Pipelines for CO2 transport the gas at high pressure and at a high enough concentration to make it an asphyxiant. The CO2 in the pipeline that ruptured was also mixed with hydrogen sulfide, but CO2 can still be harmful on its own. About 100 workers a year die from CO2 accidents globally. It’s heavier than air, allowing a plume of it to sink to the ground and blanket a large area. That can also starve vehicles of oxygen it needs to burn fuel, which can strand people trying to evacuate or authorities trying to respond to the crisis.
PHMSA proposed $3,866,734 in penalties on the operator of the pipeline that busted open in 2020, Denbury Gulf Coast Pipeline, for “probable violations.” After investigating the incident, PHMSA says that Denbury did not report to authorities “at the earliest practicable moment” after detecting the CO2 release. That hindered first responders who were left to guess what was going on after receiving reports from residents of “a green gas” in the area.
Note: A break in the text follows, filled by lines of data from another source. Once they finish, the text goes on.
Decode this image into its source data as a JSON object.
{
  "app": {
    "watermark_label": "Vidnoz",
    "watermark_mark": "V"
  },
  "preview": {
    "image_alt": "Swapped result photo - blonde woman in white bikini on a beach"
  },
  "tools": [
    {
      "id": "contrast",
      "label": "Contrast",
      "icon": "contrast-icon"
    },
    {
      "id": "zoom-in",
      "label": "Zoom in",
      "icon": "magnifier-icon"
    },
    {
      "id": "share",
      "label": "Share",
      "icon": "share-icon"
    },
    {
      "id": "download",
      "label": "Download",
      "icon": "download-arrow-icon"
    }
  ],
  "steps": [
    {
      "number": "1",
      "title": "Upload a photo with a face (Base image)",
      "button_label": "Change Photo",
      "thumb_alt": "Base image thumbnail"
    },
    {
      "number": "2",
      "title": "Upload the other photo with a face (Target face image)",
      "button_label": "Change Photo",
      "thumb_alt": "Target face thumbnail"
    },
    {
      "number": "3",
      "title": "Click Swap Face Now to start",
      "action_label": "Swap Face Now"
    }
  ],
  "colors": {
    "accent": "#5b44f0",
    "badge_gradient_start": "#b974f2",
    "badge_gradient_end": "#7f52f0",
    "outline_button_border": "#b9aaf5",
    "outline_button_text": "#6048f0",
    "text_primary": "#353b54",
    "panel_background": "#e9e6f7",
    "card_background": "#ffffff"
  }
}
PHMSA also says that Denbury failed to conduct routine inspections and lacked written procedures “for conducting normal operations, as well as those that would allow the operator to appropriately respond to emergencies, such as guidelines for communicating with emergency responders.” Specifically, PHMSA says Denbury couldn’t provide documentation to show that it had been in touch with local officials consistently on what to do in the event of an emergency involving its pipeline.
A statement emailed to The Verge by Denbury spokesperson Brad Whitmarsh says that the company plans to improve surveillance of its pipelines to prevent future problems and “work constructively with all federal, state, and local agencies.” The 2020 rupture occurred after heavy rains in the area caused the ground to shift, stressing the pipeline, according to Whitmarsh’s email.
PHMSA says it’s in the process of crafting new rules for CO2 pipelines, including requirements for how to respond to and prepare for emergencies. There is frighteningly little oversight of those pipelines, according to an assessment commissioned by the charity and advocacy group Pipeline Safety Trust that was published earlier this year.
In the meantime, PHMSA posted an advisory bulletin urging pipeline operators to plan ahead for risks posed by geohazards like those that caused the rupture near Satartia — especially as climate change leads to more extreme weather that can affect the stability of soil surrounding pipelines.
“As Denbury’s failure in Satartia, MS demonstrates, CO2 releases can be incredibly hazardous to our communities,” Pipeline Safety Trust Executive Director Bill Caram said in a press release. “The list of proposed new CO2 pipeline projects seems to grow every week, which makes it all the more important to modernize our safety regulations immediately.”
The Bipartisan Infrastructure Law that passed last year includes about $18 billion for projects that capture carbon dioxide from the air or from smokestack emissions. Those projects will rely on a new network of pipelines to move the greenhouse gas to places where it can be stored away, ostensibly preventing it from further heating up the planet. That means the US will have to figure out its pipeline problems if it wants to cope with climate change by capturing carbon dioxide.